What is the .pair/.pub file created by PrivPubKeyGenerator?

The .pair/.pub files are serialized instances of AliKeyPair and AliRSAPublicKey respectively.  To use these files, it is necessary to read them into an object.  Once read into an object, they can be treated like any ordinary object.  See the documentation in AliGoodies for information on object members and methods of these types.  See the phase 1 handout discussion on the .pair/.pub files.

What does it mean for the Bank Server and ATM to be stateless?

The Bank Server's hard drive is not secure and, therefore, anything written to it could be read/altered by an attacker.

However, you may assume that the Server has some static memory that is initialized when ther server is started and cannot be accessed by an attacker. There isn't much of this memory, though, so use it sparingly. And be sure to include in your write-up a description of what members of BankOperations are assumed to be stored in this secure memory.

The ATM has a memory that can be trusted only while any given transaction is in progress. In particular, the ATM is unable to store information from one transaction to the next. It is as if the ATM does a soft reset every time a customer's bank card is removed.

What does it mean that the ATM is in an insecure location?

An attacker can read/alter anything that is stored at the ATM by physically attempting to break into the ATM. Therefore, you can assume that for the duration of a customer's session, the ATM is secure---the customer is standing at the ATM and would notice if there were a computer geek next to the machine and trying to copy the ATM's memory onto his laptop.

Are clocks at the bank and the ATM synchronized?

No. That would make a good project for CS514---not for CS513.

What's causing a string index out of bounds exception when I try to verify a message AliRSASignature?

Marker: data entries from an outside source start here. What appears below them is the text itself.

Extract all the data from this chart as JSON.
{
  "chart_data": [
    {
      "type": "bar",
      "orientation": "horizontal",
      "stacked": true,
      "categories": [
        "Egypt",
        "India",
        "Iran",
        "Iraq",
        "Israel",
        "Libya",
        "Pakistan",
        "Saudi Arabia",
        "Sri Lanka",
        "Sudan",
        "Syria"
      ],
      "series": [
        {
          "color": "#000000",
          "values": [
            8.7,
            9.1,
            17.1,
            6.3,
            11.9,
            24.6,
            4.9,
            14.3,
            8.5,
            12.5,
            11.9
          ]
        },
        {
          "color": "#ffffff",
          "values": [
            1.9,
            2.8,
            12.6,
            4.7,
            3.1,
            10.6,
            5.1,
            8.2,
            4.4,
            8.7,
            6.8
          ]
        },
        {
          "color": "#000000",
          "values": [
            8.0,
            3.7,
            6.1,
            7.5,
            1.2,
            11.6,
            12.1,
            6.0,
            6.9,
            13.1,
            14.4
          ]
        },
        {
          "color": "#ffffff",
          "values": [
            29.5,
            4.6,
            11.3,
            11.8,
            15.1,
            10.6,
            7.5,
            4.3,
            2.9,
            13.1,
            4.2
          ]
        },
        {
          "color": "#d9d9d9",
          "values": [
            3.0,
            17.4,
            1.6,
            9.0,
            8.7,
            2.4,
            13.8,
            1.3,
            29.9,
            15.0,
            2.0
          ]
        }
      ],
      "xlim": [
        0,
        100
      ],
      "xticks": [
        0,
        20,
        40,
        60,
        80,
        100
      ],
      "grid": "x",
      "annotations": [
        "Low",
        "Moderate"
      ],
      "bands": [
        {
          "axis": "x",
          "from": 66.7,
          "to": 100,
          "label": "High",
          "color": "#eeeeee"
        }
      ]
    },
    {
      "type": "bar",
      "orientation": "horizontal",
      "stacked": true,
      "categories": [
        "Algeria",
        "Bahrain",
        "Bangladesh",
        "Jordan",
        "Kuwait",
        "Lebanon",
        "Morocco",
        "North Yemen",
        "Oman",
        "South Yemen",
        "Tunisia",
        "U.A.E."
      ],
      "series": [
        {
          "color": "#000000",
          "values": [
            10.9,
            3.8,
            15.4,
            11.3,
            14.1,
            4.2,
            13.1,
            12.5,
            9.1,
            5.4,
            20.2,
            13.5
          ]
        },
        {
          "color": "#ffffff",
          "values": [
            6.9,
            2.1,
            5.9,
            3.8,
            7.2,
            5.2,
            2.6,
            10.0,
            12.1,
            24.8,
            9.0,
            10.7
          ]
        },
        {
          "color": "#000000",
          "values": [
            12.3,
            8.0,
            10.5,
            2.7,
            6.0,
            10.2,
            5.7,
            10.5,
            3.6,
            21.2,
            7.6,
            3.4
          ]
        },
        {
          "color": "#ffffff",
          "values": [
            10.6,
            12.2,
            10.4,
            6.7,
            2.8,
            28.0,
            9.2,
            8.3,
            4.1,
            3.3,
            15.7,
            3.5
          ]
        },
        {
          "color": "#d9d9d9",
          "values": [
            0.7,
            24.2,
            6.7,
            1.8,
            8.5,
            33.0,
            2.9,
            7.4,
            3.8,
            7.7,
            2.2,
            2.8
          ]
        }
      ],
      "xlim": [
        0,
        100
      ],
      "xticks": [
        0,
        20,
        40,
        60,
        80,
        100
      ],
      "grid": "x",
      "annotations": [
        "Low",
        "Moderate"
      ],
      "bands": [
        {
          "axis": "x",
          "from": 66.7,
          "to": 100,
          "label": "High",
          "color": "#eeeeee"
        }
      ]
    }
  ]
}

If you are getting this type of exception then you are not using the Signature class correctly.  To verify a signature, first initialize your Signature object with the public key.  Then update the Signature object with your signature.  Finally verify the signature by calling verify with the original message.  Switching the message and the signature will cause a string index out of bounds error.  See signaturePage.html in AliGoodies.

What's causing the number format exception when I verify/decrypt using AliRSASignature/AliRSACipher?

If you are getting an exception of this type, then it means that AliRSASignature/AliRSACipher was unable to verify/decrypt the message with the key specified.  A way to handle bad messages is to catch this exception and then notify the user. However, you are not required to do this --- it is acceptable for your code to die or hang in any fashion after such an attack.

When I encrypt and then decrypt a byte array, I can no longer unserialize the object. What's going on?

The RSA encryption implementation may cause an extra byte with value 0 to be appended to the front of the message after it has been encrypted and then decrypted.  If you attempt to unserialize an object that has been appended with this extra byte, then the method readObject() will fail.  The way around this limitation is to test the value of the first byte and strip off the byte if it has value 0.  No serialized object can start with a 0, since every object starts with the name of the object, and the name cannot be null.  See cipherPage.html in AliGoodies.

What is the proper way to handle a message that has been altered while being transmitted over the wire?

It is sufficient if you (i) simply prevent any bad information from being stored on the Bank Server and (ii) prevent the ATM from improperly distributing funds (as evidenced by the absence of the window announcing that funds have been transferred).  It is OK if either the Bank Server or the ATM GUI hangs because it was unable to decrypt or verify a message.  You also do not have to worry about trying to resend a message if it is lost on the wire.